AOL's Embarassing Password Woes
An anonymous reader writes "AOL.com users may think they have up to sixteen characters to use as a password, but they'd be wrong, thanks to this security artifact detailed by The Washington Post's Security Fix blog:
"Well, it turns out that when someone signs up for an AOL.com account, the user appears to be allowed to enter up to a 16-character password. AOL's system, however, doesn't read past the first eight characters."
This means that a user who uses "password123" or any other obvious eight-character password with random numbers on the end is in effect using just that lame eight-character password."
> So that's the same as in most (all?) Linux distributions by default.
Was that a question or a statement?
No linux distro that I have used in the past 8 years hashes only the leading 8 chars of a pass phrase. Even so a strong 8 char password is still a strong password (eg: *_Jilt3d) or even better with non-printable chars.
... thus pretty much ensuring that you write it down.
Only three things are certain; death, taxes, and apocryphal quotations - Ben Franklin.
Do you really think the type of people who use AOL would use a password longer than eight characters anyway?
It changes authentication from something you know to something you have.
What exactly about AOL isn't embarrassing?
"He who can destroy a thing, controls a thing." --Paul Atreides, Dune
The stored password in the registry cannot be a hash unless the authentication system on the remote end will accept the hash in place of the actual password, which is only marginally better than storing the password in plain text. Without some keychain system, the password cannot be encrypted and then decrypted again unless the decryption key is accessible to the user or the key is stored on the server, meaning that you only need the "encrypted" password to authenticate yourself. Depending on how the password is encrypted, the new password storage system could be worse than the old one.
Now those are people who do not understand the way people think. Mathematicians, not psychologists.
And they are the reason social engineering works so well.
People like having one, maybe two or three passwords.
So instead of making them change passwords regularly (and do note the analogy of having to change your front door lock every two months!), make them create one relatively secure password and drill them to memorize it, never, ever reveal it to anyone and never ever write it down.
Changing passwords does not affect their crackability in any way, anyway... it is a random security layer which can close the door to someone who has already cracked the old one, in which case your security sucks anyhow.
Ignore this signature. By order.
Something you have on a post-it note, stuck to your desk underneath your keyboard.
Preferably, one would just write down a hint, of course. And not on a sticky-note on the monitor.

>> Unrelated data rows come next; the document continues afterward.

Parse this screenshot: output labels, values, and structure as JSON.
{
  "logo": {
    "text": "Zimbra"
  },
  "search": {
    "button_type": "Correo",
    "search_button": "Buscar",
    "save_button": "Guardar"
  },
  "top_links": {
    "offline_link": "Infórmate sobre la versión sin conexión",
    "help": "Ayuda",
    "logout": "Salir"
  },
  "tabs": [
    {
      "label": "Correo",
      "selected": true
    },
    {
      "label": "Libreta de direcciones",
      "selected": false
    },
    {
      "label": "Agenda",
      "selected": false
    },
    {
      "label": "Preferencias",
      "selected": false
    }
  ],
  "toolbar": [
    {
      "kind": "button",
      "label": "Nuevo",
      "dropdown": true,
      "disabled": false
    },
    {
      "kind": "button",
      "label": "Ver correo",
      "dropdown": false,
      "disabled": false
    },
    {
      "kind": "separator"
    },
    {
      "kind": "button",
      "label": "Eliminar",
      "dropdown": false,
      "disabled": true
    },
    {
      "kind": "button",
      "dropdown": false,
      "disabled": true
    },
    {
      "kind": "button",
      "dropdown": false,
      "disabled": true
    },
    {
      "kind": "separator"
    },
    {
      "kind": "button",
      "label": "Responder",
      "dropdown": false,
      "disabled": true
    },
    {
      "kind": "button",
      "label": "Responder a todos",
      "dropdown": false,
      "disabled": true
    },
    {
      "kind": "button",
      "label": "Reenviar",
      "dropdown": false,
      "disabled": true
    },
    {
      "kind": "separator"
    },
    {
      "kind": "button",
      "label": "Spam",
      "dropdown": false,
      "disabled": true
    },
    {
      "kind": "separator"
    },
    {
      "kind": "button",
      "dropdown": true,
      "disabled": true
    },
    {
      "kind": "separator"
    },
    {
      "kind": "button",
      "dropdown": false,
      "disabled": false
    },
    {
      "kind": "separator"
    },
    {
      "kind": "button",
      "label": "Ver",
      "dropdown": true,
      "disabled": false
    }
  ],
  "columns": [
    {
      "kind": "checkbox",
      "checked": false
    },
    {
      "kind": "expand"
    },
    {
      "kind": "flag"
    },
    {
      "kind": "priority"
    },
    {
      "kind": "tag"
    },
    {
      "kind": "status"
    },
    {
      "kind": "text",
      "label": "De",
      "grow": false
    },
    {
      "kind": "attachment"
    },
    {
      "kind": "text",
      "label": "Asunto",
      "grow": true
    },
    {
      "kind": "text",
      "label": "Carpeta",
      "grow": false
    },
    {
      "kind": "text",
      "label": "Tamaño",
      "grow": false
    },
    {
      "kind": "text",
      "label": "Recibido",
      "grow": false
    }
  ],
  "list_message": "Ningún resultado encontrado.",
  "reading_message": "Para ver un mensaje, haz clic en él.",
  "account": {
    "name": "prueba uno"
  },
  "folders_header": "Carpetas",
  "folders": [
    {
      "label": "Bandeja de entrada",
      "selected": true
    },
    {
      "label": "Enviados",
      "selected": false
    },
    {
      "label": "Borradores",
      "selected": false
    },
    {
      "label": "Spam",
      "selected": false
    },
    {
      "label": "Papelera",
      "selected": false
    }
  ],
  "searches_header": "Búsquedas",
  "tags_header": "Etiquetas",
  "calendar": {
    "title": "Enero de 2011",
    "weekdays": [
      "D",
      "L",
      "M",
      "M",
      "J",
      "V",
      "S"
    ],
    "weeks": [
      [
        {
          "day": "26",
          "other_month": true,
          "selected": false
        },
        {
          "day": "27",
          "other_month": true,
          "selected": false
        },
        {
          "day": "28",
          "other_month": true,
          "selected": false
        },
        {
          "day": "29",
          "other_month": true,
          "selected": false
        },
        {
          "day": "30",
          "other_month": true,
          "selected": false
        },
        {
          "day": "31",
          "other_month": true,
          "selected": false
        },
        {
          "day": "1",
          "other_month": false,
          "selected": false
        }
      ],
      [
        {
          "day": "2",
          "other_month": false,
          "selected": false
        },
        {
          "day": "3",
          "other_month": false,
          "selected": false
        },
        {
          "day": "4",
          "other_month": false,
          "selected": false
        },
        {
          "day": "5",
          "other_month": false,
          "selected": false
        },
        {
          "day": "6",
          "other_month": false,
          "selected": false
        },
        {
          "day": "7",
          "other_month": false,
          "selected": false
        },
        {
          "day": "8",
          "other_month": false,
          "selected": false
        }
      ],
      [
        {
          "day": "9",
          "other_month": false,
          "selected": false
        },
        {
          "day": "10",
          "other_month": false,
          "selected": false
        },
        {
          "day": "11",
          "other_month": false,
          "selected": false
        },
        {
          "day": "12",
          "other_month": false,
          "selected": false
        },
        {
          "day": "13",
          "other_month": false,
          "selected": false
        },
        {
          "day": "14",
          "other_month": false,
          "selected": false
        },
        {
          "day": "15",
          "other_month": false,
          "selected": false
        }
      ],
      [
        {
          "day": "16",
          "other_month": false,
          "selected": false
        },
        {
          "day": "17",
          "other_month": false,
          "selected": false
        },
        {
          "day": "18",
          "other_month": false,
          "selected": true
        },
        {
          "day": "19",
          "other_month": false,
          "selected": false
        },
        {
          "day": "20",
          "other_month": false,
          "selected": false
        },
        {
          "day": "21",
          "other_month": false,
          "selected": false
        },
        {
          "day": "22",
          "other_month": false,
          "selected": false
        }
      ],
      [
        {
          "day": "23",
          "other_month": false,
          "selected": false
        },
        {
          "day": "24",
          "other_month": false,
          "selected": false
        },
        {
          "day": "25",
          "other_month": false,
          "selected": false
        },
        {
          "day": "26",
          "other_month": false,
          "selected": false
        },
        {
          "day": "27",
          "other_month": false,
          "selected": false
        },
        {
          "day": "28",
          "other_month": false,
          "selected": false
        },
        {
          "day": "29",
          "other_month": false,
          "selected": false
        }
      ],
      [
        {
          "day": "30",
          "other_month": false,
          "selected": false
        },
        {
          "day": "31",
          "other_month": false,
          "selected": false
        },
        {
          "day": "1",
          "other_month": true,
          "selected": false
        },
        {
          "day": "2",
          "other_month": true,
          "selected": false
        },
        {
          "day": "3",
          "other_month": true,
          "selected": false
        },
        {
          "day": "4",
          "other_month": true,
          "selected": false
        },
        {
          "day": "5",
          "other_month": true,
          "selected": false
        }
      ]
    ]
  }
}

You're an idiot. 'password', the eight-character segment that actually counts, is extremely common.
"You can either have software quality or you can have pointer arithmetic, but you cannot have both at the same time."
The opposite extreme is companies with password Nazis who insist that your password be a certain length, follows a certain pattern
I've seen ones where they specify things like 'must be 10 characters long, contain 2 symbols, 2 numeric characters, 2 uppercase'. They don't seem to realise that they are actually *reducing* the complexity of possible passwords.
If a cracker knows that a password *will* contain, eg, 2 non-alphanumeric characters plus 2 numerals plus 2 upper case characters and the required length of the password this reduces the search space significantly.
In the free world the media isn't government run; the government is media run.
I find that picking out just something around the desk and using it's serial number (or some other long sequence of random letters and numbers) as your password, you'll never forget it as long as you know what thing its on. Not so good, however, is when someone notices that you're looking at the back of your computer speakers everytime you log on.